A More Clever Query: Hongyuan Zha Tunes Up the Search Engine

Wednesday, January 5, 2011


Every day, hundreds of millions of people around the world use Internet search engines. As they type, the vast majority of those people are blissfully unaware of the sophisticated mathematics deployed by their fingers. Hongyuan Zha, on the other hand, has spent a sizable part of his career on it.

Zha, a professor in the School of Computational Science & Engineering, works in information retrieval and machine learning applications, trying to design algorithms that can process and learn from data faster and more efficiently.

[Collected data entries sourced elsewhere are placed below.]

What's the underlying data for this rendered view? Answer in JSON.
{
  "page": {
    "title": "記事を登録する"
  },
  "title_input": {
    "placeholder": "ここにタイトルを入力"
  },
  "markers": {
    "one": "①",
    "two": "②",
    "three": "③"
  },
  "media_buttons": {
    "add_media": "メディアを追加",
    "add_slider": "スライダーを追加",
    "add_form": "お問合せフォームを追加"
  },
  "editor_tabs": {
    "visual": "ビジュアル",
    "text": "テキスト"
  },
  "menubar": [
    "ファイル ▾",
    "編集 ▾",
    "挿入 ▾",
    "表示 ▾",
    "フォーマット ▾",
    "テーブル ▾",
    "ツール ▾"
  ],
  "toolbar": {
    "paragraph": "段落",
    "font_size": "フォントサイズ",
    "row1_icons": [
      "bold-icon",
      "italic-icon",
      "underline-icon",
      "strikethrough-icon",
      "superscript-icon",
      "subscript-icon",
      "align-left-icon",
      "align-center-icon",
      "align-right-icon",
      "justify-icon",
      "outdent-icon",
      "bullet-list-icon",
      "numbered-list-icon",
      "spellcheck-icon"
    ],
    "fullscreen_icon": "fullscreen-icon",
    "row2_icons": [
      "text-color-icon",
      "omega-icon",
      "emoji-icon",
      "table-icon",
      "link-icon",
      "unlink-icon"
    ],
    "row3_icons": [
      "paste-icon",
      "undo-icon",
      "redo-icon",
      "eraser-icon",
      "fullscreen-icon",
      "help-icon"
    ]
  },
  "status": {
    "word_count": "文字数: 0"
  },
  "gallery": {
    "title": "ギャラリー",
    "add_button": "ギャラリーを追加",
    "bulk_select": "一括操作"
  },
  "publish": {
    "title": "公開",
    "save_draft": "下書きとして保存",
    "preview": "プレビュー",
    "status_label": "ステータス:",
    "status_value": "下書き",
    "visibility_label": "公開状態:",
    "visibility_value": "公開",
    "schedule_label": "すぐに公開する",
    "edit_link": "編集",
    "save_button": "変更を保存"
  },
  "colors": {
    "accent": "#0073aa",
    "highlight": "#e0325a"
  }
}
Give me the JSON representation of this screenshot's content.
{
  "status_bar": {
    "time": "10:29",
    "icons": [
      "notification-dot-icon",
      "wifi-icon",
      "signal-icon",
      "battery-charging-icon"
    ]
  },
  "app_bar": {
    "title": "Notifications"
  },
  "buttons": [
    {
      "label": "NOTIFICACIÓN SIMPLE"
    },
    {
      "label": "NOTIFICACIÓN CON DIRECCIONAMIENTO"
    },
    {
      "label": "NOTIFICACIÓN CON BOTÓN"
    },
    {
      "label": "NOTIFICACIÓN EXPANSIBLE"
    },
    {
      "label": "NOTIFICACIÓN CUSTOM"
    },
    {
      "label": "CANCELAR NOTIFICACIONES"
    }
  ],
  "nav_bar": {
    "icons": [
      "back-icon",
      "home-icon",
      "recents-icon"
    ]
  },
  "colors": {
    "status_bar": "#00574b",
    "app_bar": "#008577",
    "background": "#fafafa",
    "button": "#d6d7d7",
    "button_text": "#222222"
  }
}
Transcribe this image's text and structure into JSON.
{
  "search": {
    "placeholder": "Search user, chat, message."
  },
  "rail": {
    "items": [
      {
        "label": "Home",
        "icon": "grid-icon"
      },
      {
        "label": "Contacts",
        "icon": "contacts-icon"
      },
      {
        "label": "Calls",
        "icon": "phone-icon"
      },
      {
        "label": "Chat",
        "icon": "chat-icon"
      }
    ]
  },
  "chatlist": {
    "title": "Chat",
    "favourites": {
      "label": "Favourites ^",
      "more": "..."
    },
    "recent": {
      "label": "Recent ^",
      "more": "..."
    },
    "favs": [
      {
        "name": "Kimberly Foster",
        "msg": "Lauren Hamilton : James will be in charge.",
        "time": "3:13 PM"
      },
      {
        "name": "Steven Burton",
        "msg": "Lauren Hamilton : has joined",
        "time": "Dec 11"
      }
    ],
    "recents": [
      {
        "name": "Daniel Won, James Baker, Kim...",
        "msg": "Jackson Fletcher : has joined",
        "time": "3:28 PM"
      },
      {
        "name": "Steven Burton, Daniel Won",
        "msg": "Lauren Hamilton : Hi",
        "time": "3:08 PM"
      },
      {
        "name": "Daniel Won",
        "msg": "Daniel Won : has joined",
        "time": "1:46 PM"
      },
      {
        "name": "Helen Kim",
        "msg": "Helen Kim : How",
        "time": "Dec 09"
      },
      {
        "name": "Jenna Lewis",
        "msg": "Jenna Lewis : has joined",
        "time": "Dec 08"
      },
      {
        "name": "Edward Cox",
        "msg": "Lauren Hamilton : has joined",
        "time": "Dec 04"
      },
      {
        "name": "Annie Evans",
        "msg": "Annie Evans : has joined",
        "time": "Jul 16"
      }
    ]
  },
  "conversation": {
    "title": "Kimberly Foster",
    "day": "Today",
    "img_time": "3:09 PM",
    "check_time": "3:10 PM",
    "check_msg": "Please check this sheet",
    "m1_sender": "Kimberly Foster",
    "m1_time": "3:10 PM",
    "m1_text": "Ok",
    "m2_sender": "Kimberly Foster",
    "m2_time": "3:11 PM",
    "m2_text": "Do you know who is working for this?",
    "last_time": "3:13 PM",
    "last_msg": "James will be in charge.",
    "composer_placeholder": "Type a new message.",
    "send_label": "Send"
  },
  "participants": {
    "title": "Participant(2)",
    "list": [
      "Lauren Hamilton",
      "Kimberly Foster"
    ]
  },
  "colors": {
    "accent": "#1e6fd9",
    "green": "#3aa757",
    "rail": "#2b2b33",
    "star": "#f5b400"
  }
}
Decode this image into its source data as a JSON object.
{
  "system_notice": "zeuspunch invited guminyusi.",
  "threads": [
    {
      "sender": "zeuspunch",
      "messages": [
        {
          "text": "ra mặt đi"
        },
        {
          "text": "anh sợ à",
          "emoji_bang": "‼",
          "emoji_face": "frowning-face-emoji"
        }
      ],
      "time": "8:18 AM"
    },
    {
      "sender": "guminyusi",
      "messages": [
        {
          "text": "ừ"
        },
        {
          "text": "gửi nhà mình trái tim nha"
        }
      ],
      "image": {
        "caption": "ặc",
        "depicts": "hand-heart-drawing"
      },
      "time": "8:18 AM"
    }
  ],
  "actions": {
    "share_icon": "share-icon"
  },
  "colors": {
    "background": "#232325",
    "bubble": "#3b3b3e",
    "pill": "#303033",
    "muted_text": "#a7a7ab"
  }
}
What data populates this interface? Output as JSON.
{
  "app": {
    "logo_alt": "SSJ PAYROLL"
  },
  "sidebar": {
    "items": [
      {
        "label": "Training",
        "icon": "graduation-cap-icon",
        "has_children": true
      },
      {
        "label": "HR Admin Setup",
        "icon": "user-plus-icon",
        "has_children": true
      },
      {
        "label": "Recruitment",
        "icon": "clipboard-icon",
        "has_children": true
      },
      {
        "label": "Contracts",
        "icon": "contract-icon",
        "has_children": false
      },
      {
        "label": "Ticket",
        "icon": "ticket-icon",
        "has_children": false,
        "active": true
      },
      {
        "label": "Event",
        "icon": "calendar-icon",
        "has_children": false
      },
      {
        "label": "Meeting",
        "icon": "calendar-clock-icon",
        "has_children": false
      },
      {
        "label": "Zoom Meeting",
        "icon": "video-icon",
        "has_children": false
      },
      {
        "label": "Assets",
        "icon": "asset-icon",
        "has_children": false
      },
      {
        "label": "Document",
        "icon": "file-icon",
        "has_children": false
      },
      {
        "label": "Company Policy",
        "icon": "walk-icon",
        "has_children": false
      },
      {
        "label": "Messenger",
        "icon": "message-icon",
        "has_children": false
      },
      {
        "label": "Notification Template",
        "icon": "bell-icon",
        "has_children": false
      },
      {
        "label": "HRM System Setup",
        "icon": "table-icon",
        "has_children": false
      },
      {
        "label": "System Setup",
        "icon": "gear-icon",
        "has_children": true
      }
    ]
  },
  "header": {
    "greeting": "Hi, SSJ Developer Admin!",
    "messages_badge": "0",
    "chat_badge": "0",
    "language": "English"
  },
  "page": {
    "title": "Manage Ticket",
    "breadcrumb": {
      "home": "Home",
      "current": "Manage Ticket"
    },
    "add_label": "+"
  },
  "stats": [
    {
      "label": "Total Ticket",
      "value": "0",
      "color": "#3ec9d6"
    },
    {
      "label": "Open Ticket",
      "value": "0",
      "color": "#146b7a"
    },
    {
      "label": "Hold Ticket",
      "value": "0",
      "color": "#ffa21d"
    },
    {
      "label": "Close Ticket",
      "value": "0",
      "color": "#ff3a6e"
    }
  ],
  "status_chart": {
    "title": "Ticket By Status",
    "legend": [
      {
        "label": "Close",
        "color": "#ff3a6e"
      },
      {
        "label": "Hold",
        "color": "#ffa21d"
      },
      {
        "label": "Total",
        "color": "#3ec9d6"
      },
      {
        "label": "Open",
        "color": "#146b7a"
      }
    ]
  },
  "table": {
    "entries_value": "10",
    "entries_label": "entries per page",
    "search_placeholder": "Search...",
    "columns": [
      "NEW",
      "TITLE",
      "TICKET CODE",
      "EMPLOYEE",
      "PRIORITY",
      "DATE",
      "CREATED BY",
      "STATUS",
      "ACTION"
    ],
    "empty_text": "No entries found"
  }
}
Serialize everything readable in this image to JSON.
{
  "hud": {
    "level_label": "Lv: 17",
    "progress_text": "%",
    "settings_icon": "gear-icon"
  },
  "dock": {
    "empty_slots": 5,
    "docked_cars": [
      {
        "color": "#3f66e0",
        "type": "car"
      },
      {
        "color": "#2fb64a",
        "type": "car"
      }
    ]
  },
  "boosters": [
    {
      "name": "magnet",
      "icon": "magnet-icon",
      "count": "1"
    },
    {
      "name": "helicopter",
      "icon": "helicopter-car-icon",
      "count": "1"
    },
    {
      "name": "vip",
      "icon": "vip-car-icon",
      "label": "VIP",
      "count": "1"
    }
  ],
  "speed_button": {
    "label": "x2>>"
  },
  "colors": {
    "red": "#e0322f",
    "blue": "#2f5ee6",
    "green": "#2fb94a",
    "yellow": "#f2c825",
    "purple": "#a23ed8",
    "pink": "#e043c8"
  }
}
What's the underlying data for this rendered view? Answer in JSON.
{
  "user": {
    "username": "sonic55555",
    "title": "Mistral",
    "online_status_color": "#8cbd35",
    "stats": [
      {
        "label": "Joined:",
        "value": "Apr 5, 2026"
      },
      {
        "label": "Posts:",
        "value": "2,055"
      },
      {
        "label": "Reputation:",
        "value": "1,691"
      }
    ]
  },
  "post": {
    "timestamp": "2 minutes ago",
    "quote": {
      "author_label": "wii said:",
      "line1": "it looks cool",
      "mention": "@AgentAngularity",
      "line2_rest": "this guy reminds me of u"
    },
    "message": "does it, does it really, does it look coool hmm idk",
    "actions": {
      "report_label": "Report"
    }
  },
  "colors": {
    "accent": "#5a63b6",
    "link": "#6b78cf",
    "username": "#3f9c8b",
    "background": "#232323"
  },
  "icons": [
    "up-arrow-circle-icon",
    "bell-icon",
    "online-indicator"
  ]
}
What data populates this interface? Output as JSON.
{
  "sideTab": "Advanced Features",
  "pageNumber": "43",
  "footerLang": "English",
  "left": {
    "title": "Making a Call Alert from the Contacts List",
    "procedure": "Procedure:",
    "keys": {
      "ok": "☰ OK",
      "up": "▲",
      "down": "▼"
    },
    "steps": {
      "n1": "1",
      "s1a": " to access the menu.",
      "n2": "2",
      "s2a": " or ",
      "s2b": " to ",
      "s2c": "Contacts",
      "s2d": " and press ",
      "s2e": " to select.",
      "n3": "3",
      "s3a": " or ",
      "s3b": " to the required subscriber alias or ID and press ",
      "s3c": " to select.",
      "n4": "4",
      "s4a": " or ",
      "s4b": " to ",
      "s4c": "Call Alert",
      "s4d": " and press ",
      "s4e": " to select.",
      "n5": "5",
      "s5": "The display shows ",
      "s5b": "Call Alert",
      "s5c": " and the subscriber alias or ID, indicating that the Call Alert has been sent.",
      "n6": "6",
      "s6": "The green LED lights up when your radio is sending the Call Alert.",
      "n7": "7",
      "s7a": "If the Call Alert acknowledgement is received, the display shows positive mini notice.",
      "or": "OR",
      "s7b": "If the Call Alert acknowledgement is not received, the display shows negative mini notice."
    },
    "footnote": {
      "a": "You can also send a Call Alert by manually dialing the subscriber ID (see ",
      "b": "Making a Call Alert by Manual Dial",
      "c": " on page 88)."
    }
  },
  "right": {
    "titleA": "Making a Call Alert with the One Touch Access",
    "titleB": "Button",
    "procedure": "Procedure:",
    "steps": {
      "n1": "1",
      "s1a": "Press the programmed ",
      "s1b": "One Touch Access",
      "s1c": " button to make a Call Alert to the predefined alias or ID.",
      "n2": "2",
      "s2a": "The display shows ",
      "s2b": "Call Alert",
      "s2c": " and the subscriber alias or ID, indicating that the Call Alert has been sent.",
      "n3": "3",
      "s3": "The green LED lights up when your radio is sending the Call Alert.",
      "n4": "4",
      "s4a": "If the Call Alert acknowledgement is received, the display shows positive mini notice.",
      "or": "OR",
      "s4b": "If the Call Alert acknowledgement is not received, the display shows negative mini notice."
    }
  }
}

To that end, he looks at the world of Google, Bing and Yahoo! (not to mention predecessors like Inktomi, Lycos, WebCrawler, HotBot, etc.) as one big test track.

“Web search is a fertile ground for machine learning techniques,” Zha says. “It’s data on a large scale—a massive scale—and it’s extremely noisy data. It’s a very good real-life laboratory.”

Zha has been working with search engines since before he came to Georgia Tech nine years ago. From 1999 to 2001, while working for Inktomi Corp., he developed search ranking algorithms and document classification techniques (Inktomi eventually was acquired by Yahoo!).

Nowadays Zha investigates how to use social computing, particularly the collaborative filtering methods, to improve web searches. Not to be confused with social media, social computing refers to the simple intersection of human social behavior with computation. When viewed through the lens of web search, social computing can raise some interesting questions: Instead of simply using page content to recommend documents for search queries, what other data sources could be used? How about authors of documents? Or links among documents? Or perhaps author affiliations?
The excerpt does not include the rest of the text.